From what I've seen introductory electronics text & experiments either assume a very modest set of tools with a digital multi meter being the the biggest item or are aimed at a fully equipped lab such as a in a school setting.
I think there should be some tutorial materials that include the use of low-end scopes, both on how to use the scope and how to learn more using the scope.
The analog to digital converters in PC sound cards can be used as a low end scope with a number of significant limitations. If you stick to the audio range I think there are a lot of experiments you could do that would be very educational. Of course you need to be very careful to avoid not blowing up your sound card and/or pc. Note: the input voltage range being audio is very limited around a volt or two. If you are measuring line level audio sources this usually isn't a problem.
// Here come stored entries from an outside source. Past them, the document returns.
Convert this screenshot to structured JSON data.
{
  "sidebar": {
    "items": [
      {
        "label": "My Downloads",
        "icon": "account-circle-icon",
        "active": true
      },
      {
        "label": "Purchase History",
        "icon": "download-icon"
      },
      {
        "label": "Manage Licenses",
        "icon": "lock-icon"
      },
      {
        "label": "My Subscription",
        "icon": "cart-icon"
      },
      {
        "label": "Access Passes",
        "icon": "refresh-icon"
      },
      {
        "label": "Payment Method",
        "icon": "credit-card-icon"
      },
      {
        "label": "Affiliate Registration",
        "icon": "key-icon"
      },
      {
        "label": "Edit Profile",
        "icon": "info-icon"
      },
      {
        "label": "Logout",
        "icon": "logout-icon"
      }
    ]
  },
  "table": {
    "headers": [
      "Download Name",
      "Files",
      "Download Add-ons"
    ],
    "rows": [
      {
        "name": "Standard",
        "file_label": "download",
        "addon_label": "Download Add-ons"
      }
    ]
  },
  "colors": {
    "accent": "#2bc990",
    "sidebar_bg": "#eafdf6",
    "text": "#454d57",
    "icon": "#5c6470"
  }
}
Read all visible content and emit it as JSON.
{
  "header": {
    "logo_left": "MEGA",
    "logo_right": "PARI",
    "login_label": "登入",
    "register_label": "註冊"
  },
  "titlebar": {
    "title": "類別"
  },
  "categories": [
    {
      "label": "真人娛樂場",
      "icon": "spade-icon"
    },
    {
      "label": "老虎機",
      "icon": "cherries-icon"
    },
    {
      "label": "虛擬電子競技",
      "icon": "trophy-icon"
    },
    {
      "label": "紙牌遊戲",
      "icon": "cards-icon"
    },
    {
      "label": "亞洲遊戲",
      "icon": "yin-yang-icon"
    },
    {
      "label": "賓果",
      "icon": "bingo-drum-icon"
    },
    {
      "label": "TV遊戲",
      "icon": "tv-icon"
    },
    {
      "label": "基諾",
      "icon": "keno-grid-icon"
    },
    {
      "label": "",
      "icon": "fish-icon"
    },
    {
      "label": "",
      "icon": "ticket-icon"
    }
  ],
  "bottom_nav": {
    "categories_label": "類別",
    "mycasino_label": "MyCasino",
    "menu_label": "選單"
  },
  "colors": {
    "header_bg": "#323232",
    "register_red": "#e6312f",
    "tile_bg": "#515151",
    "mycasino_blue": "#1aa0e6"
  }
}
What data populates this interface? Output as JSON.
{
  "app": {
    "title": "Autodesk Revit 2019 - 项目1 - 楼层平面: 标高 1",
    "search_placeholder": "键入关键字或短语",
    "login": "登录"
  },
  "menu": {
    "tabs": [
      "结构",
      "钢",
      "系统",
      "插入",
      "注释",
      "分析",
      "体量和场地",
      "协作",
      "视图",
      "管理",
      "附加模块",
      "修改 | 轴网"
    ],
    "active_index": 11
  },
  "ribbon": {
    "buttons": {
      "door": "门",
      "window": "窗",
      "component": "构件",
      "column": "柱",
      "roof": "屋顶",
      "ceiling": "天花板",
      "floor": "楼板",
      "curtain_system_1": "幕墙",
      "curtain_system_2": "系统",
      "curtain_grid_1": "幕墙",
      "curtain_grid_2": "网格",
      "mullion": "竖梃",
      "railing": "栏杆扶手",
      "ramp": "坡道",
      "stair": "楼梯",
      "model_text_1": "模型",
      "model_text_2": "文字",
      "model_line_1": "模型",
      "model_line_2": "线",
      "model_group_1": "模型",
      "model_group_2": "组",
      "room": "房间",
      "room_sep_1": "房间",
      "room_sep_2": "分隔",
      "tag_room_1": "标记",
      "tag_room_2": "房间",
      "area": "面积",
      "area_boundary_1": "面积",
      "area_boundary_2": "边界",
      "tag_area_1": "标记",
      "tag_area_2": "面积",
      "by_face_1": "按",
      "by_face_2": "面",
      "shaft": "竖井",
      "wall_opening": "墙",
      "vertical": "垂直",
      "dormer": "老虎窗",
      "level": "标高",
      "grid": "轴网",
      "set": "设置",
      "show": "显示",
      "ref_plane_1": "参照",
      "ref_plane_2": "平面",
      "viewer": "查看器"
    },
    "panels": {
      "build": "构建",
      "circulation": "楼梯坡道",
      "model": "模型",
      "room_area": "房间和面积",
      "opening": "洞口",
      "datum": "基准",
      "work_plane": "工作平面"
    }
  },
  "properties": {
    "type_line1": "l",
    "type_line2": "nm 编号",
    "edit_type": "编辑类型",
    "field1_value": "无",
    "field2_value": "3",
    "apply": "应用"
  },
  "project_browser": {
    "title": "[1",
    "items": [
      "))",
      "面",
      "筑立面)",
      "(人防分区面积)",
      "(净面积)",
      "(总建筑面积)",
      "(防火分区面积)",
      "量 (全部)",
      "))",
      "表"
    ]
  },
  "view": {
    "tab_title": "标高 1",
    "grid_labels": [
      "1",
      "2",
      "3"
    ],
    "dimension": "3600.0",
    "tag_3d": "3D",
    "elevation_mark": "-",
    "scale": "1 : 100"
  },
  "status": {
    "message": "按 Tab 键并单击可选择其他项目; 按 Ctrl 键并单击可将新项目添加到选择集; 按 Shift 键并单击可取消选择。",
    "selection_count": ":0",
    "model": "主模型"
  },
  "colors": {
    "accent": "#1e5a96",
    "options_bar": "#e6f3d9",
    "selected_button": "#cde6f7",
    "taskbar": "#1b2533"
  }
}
Note: the sound card inputs block D.C. so you can't measure D.C. input, (they are coupled through a capacitor which will block D.C. and only pass the A.C. portion of the signal.)
A USB sound card can be used instead of your PC's sound card input so at least if you blow it, you can replace it more easily than your pc or laptops motherboard. I have a Behringer UCA-202. Electronics Express used to sell a couple of usb sound adapters for students.
If you are on windows download the Zeitnitz oscilloscope software. http://www.zeitnitz.de/banned/scope_en
. If you are on Linux you can use xoscope.
You can use software to generate as a signal generator for some test input signals in the audio range. Use software like Audacity to generate sine waves and other wave forms. The Zeitnitz software has a function generator too. Audacity can be used to show the wave forms of recorded sound files (digital samples of the analog). Also you can generate touch-tones, aka DTMF (two tones) and see the waveforms to see how two signals interact.
You can use the oscilloscope software and a microphone to pick up signals. Try whistling, look at the wave form of anything that can make a relatively pure tone.
If you hold the lead for the sound card input in your hand and set the scope controls right you can see how much AC 60 cycle noise your body is picking up.
Just some ideas. Personally I think there is a market for tutorials, books, videos that would teach a little about electronics, audio, signals, sampling, (a/d conversion) etc. using a PC sound card and some very basic components.